Enrico Piva con alcuni dei suoi animali

I vandali sono entrati nell'oasi e con calci ed oggetti contundenti hanno ucciso gran parte degli animali per poi arrivare addirittura a sgozzare i volatili tra cui anatre e galline.

Sulla vicenda si è espresso anche il il Presidente del Veneto Luca Zaia: "Questi non sono vandali, ma criminali a tutto tondo". Da segnalare anche l'immediato intervento dei responsabili del Comitato cittadino Cani Spinea, con il presidente Ivan Ciardi, che hanno dato la piena disponibilità a collaborare per individuare gli autori del massacro. Piva ha ribadito più volte di essere sicuro che si sia trattato di una strage provocata dall'uomo: l'ipotesi è sicuramente plausibile ma, non avendo trovato chiare impronte di uomo oppure eloquenti atti vandalici all'interno dell'oasi, gli inquirenti non escludono nulla. "Non ci sono parole", - continua - se non la condanna senza appello per una barbarie che non può trovare alcuna spiegazione se non nelle menti malate, o tragicamente vuote, dei responsabili. "Nemici non ne ho e non riesco a capire a chi possiamo, nel caso, dare fastidio".

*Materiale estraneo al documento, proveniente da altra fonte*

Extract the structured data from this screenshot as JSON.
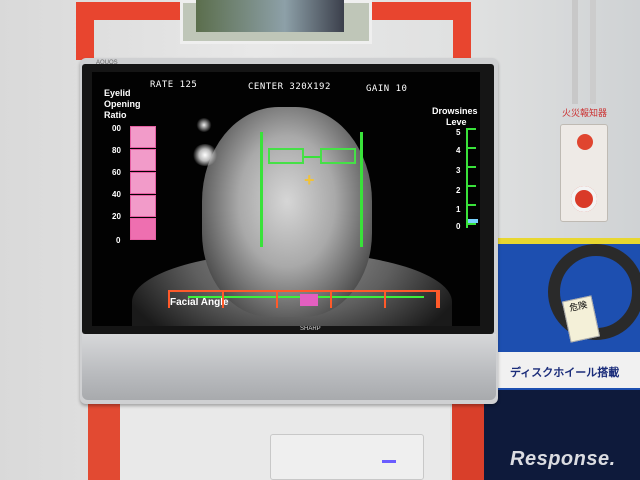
{
  "screen": {
    "rate": "RATE 125",
    "center": "CENTER 320X192",
    "gain": "GAIN 10",
    "left_label": [
      "Eyelid",
      "Opening",
      "Ratio"
    ],
    "left_ticks": [
      "00",
      "80",
      "60",
      "40",
      "20",
      "0"
    ],
    "right_label": [
      "Drowsines",
      "Leve"
    ],
    "right_ticks": [
      "5",
      "4",
      "3",
      "2",
      "1",
      "0"
    ],
    "bottom_label": "Facial Angle",
    "eyelid_ratio_percent": 100,
    "drowsiness_level": 0
  },
  "monitor": {
    "brand_top": "AQUOS",
    "brand_bottom": "SHARP"
  },
  "scene": {
    "alarm_label": "火災報知器",
    "case_banner": "ディスクホイール搭載",
    "tag_text": "危険",
    "watermark": "Response."
  },
  "colors": {
    "green": "#39e23a",
    "pink": "#ee6fb0",
    "orange": "#ff5a2a",
    "red_frame": "#e8452f"
  }
}
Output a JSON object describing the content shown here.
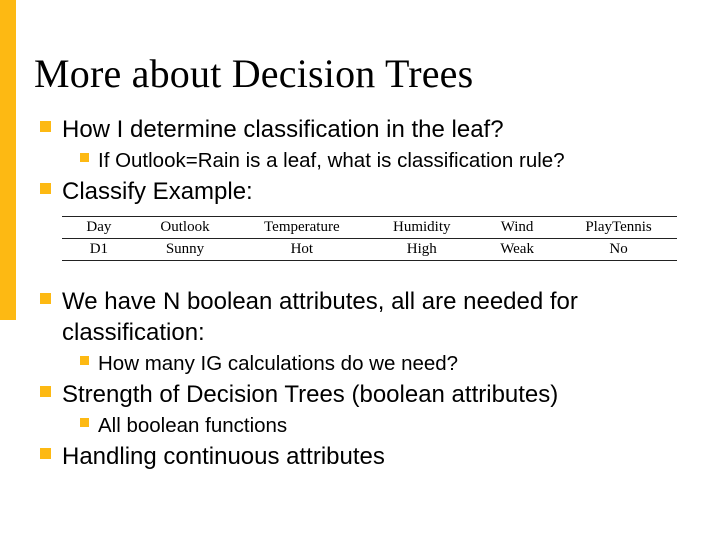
{
  "title": "More about Decision Trees",
  "bullets": {
    "b1": "How I determine classification in the leaf?",
    "b1a": "If Outlook=Rain is a leaf, what is classification rule?",
    "b2": "Classify Example:",
    "b3": "We have N boolean attributes, all are needed for classification:",
    "b3a": "How many IG calculations do we need?",
    "b4": "Strength of Decision Trees (boolean attributes)",
    "b4a": "All boolean functions",
    "b5": "Handling continuous attributes"
  },
  "table": {
    "headers": [
      "Day",
      "Outlook",
      "Temperature",
      "Humidity",
      "Wind",
      "PlayTennis"
    ],
    "row": [
      "D1",
      "Sunny",
      "Hot",
      "High",
      "Weak",
      "No"
    ]
  },
  "chart_data": {
    "type": "table",
    "title": "Classify Example",
    "columns": [
      "Day",
      "Outlook",
      "Temperature",
      "Humidity",
      "Wind",
      "PlayTennis"
    ],
    "rows": [
      {
        "Day": "D1",
        "Outlook": "Sunny",
        "Temperature": "Hot",
        "Humidity": "High",
        "Wind": "Weak",
        "PlayTennis": "No"
      }
    ]
  }
}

Il blitz notturno è avvenuto in pochi minuti: ignoti si sono introdotti nei recinti della onlus, prendendo a bastonate gli animali e schiacciandoli con i piedi. "Ci siamo sempre autofinanziati senza mai chiedere sovvenzioni a chicchessia" ha sottolineato Piva. Io raccolgo animali feriti da tutto il Veneto e li curo, li accudisco. Sulla strage indagano i carabinieri delle compagnie di Spinea e Mirano.

La comunità veneta si è già mossa per permettere a Enrico Piva di ricostruire la sua oasi faunistica. Non manca neanche la solidarietà di chi si è informato per adottare qualche porcellino d'india sopravvissuto e di chi invece si sta mobilitando per acquistare un sistema di videosorveglianza in grado di immortalare eventuali malintenzionati nell'area attorno all'oasi.